King Richard I of England had mustered his troops in March 1190 in Tours (now part of France) and set out for the Holy Land to answer the Pope’s call for the Third Crusade.
After wintering in Messina, Sicily, his fleet – some 200 vessels strong – sailed east. Storms made the journey harrowing and the fleet was separated. Richard’s bride-to-be, Berengaria of Navarre, and his sister were nearly captured when their boat was shipwrecked in Cyprus. Richard rescued the ladies and defeated his enemies there, married Berengaria on the 12th of May, and sailed on to the Holy Land. On 8 June 1191 the Lionheart arrived in Acre.
How about a short excerpt?
Here is that scene from Men of the Cross, Book I of Battle Scars:
The galley drew into the harbour. The city of Acre had been under siege nearly two years. The pounding of the stone throwers drew Henry’s eye. Jerusalem’s fall had been the rallying cry for this call to arms, but the crusaders needed to secure Acre as a gateway. Without the great port, the desire to hold the Holy City in Christian hands would be nothing more than a dream.
Henry saw the smoke darkening Acre’s late morning skies. His mood blackened. He’d expected to see his first battle here, not in Messina. He hadn’t lost any friends that day, but he couldn’t forget that he’d come within a dagger’s width of an enemy blade. If it hadn’t been for Stephan’s true aim, he wouldn’t be looking at the land that had given a Savior to all Christians.
. . . THE WIND SHIFTED TO the west. Acrid smoke from the city drifted towards the ships, but Henry hardly noticed. Stephan had come up beside him, the sweat of swordplay glistening on his chest and back. He thwacked Henry on the buttocks with a cloth. Henry jerked, allowing only a half-hearted glare.
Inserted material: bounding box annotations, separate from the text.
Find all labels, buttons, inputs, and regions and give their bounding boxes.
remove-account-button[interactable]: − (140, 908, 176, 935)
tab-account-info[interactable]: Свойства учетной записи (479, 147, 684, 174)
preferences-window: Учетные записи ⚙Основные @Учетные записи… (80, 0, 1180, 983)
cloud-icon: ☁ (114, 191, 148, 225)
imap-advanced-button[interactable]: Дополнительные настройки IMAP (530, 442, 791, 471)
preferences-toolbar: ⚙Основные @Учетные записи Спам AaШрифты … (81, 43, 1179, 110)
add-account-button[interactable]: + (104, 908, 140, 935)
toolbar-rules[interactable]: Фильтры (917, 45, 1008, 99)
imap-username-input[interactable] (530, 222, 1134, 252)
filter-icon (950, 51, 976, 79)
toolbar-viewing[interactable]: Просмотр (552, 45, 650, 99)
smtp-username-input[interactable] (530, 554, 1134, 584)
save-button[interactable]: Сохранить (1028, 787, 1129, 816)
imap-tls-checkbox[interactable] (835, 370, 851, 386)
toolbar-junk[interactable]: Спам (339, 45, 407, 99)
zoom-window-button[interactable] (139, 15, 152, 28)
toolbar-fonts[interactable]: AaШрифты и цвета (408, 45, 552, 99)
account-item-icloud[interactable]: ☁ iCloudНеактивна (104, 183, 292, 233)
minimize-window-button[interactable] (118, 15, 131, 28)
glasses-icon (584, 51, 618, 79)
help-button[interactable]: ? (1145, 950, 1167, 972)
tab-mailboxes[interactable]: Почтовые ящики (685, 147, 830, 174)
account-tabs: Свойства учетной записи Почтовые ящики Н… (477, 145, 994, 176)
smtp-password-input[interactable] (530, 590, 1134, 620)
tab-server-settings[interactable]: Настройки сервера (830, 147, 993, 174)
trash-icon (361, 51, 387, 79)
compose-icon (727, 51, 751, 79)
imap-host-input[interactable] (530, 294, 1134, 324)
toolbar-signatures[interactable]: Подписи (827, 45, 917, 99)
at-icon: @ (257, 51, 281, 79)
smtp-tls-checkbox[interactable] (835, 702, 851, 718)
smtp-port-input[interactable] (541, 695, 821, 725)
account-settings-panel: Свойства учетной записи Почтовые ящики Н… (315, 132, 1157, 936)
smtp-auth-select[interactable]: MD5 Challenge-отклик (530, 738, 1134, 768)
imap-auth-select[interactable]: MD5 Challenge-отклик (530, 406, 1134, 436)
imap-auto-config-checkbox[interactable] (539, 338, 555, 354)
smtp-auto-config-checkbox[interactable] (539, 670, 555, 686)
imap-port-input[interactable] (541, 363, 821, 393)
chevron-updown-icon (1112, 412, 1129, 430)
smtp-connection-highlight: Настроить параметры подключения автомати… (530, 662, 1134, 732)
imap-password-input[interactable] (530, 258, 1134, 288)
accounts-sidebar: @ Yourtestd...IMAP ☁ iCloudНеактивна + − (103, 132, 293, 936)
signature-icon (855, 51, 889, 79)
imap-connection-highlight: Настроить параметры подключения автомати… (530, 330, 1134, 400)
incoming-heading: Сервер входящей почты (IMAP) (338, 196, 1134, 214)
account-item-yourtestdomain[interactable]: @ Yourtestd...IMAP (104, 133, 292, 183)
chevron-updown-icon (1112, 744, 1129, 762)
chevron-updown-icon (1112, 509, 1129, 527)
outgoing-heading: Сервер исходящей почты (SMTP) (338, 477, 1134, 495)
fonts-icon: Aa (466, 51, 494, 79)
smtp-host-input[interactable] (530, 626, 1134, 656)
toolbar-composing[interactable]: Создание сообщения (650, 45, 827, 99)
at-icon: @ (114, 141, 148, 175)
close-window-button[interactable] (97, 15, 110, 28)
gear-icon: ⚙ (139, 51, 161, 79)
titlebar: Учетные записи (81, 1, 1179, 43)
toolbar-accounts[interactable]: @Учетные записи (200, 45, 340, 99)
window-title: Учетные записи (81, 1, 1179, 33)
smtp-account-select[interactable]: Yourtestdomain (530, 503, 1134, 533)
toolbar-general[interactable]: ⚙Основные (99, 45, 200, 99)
Stephan dried his face and rubbed down his body with the cloth in deliberate and slow moves. His stomach muscles tightened and the biceps in his arms bulged. Little John mimicked him, flexing his arms to show his budding physique. Stephan jabbed his fist at the boy, then tossed the dirty cloth to him in exchange for his tunic.
Fidgeting, Henry looked past them both, well aware of the grin on the boy’s face.
“Allan plans to take bets on Little John,” Stephan said, tugging the light brown shirt over his head. “He thinks he will beat any of the knights’ squires. Did you see how he feinted to the left then brought his staff up under my sword?”
Henry smiled as Little John disappeared below deck. “He has a good teacher.”
Stephan tilted his head back proudly. “So I’ve heard.”
Henry ignored the boast, focusing on the land beyond Acre’s impressive stone walls. Stephan followed his gaze. “Are those Saladin’s troops?” Henry asked. “There must be thousands of tents.”
Robin’s earlier report became a reality. Acre jutted out into the sea like a thumb on a hand. Water surrounded it on three sides. Mountains to the north, plains sweeping towards forested hills in the east and southeast. Henry remembered how Roger thought there’d be nothing but desert and blowing sands. He would have liked the trees, though they were nothing like ones in England.
“Saracens to the north,” Stephan said, and then nodded his head to the east and southeast, “and more of the infidels there.”
Henry shivered. Tents of every shape and size scarred the landscape, boasting the colours of sunsets and clouds. It was nothing like his first sighting of the king’s camp back in Tours. Here, Saladin’s army surrounded the crusaders.